Some people are getting confused. They’re asking, ‘Well, if my kids are in school with 30 other kids hasn't that blown up my social circle?’ But when kids are in school, they're generally being kept apart.

If you are going to be having a gathering with people who are not in your household, the first thing I would recommend is to do as much outdoors as possible. The weather is looking pretty good for Saturday right now. Maintain physical distancing. Wear masks when appropriate. It’s really important that you trust everyone that is coming over to have been taking all the precautions. That's going to make for a very different kind of event – but one that carries less risk.

Earlier you mentioned that one of the risks would be that someone would be moving from a hot zone like Toronto to somewhere else with fewer cases.

It’s primarily about the numbers of people you're going to be with. But from a societal perspective, there's a risk that we'll have outbreaks seeded across different parts of the province or country where case counts are currently relatively low. So far, we have not had travel restrictions put in place in Ontario. But Nova Scotia has just told students in universities that they should not travel outside the Atlantic bubble so they don’t risk bringing disease back in.

Prime Minister Justin Trudeau recently said it is unlikely families would be gathering for Thanksgiving, but “we still have a shot at Christmas.” Do you agree?

I would agree with the prime minister on that point. Considering where we're at right now, we'll continue to climb in the number of cases for at least another week or two because the control measures have been put in place gradually. Also, public health messaging is ratcheting up on taking precautions and people are taking notice.

What we see in today’s daily numbers now are the result of events that took place a couple of weeks ago. So, you won't see the impact of these changes for a couple of more weeks. Inevitably, there will be some additional interactions over the Thanksgiving weekend. We're likely going to continue to see a rise in cases through middle to late October, and then hopefully we should start to see the rate of growth in cases slow down as the additional control measures take effect.

By the time we get to November, I trust we'll be coming down again. Hopefully if we're able to follow the precautions and keep things in place by December, we may wind up back where we were in late August.
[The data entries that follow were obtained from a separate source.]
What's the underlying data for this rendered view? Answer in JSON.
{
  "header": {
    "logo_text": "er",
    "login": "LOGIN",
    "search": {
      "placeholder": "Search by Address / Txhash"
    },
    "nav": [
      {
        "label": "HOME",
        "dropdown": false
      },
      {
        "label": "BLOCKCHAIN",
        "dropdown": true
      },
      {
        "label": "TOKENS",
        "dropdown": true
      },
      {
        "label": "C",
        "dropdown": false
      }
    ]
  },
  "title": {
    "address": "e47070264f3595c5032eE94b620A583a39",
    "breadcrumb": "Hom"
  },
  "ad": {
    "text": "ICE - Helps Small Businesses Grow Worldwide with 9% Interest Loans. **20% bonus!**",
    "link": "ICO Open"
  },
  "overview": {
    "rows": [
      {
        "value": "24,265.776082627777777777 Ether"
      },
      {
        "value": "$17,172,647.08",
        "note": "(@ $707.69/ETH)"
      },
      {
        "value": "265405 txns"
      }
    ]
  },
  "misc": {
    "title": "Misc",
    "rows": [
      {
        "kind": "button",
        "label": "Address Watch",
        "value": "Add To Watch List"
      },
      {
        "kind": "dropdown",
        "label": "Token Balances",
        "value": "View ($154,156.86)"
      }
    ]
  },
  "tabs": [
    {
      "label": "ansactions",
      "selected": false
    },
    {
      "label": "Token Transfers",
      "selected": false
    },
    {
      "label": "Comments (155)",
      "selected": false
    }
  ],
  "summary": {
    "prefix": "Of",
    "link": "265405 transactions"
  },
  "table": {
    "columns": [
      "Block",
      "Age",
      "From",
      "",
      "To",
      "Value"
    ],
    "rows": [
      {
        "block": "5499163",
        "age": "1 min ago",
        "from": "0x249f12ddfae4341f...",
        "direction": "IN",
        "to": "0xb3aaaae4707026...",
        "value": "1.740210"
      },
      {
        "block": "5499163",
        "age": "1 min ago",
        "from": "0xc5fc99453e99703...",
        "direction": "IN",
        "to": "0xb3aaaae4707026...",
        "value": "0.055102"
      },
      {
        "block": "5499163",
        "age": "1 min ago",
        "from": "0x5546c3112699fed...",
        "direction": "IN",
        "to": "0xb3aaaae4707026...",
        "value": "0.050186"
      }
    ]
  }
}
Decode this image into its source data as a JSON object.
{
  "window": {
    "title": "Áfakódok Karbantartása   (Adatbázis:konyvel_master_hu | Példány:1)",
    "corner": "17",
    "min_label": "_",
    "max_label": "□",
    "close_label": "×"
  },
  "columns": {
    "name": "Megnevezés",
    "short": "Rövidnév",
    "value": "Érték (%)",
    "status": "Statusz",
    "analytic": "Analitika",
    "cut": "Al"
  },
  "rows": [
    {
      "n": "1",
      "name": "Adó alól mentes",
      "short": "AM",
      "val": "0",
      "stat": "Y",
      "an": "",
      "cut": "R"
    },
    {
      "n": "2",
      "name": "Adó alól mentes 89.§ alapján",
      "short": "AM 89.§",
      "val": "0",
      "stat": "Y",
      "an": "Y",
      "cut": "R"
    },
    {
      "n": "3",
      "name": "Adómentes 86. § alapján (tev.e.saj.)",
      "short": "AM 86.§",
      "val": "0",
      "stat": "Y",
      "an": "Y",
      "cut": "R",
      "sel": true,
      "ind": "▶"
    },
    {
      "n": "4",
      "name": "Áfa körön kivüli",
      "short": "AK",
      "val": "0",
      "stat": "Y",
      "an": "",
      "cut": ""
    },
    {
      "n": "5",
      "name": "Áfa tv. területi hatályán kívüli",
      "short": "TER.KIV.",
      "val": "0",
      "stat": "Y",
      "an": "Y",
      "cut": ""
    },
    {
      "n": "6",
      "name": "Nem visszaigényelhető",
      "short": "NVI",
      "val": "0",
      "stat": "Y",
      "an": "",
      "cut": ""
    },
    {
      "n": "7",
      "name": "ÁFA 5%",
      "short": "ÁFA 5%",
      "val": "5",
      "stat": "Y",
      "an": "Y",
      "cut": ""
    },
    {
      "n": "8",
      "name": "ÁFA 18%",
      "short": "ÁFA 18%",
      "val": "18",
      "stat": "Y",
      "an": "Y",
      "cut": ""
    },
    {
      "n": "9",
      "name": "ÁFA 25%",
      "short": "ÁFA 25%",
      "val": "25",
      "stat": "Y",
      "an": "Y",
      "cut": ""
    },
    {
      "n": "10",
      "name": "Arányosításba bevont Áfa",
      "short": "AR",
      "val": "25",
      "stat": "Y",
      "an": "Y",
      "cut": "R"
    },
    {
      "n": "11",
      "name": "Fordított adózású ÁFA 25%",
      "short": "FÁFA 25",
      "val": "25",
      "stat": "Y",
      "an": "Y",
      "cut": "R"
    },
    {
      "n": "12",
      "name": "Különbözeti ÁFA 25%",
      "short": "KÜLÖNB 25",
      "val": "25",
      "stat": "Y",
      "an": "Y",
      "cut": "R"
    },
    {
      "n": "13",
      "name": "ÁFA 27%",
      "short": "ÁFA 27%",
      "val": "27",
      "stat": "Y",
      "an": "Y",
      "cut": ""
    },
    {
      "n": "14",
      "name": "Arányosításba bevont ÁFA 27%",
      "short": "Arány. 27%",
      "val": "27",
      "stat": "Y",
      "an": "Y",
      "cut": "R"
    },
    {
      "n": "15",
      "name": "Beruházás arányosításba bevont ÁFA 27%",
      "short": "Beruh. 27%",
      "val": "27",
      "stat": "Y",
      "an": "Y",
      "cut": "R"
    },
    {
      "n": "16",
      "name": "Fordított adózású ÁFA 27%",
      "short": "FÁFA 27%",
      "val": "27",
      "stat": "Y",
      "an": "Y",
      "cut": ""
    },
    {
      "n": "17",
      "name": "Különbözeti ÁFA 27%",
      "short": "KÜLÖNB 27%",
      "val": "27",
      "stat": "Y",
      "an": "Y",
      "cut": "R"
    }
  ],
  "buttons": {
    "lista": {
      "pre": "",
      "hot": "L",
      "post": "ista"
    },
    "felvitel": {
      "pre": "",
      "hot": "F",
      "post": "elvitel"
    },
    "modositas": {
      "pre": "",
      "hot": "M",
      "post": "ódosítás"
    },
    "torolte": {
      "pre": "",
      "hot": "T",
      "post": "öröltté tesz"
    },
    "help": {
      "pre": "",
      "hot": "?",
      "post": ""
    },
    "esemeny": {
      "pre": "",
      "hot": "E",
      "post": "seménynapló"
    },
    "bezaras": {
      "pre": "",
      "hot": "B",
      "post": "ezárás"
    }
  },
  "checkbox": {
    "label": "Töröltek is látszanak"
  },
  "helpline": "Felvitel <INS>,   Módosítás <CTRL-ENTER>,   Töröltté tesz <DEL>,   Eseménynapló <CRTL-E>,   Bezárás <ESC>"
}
The issue is not just with COVID-19, however, but with other viral and respiratory illnesses in the winter. How will the flu season look? There's still a real concern the health system will get hit simultaneously by COVID-19 cases and flu cases

I am cautiously optimistic. If we can do what needs to be done through Thanksgiving until the beginning of winter, we might be able to have additional activities around the winter holidays. But it is going to be challenging because we can't do as many things outside.

I still expect that we're not going to be looking at huge gatherings. Perhaps having a dozen close relatives together will be possible. Maybe that's something to motivate people. Let's work at following the precautions now so we can have at least some of our family gather for the winter holidays.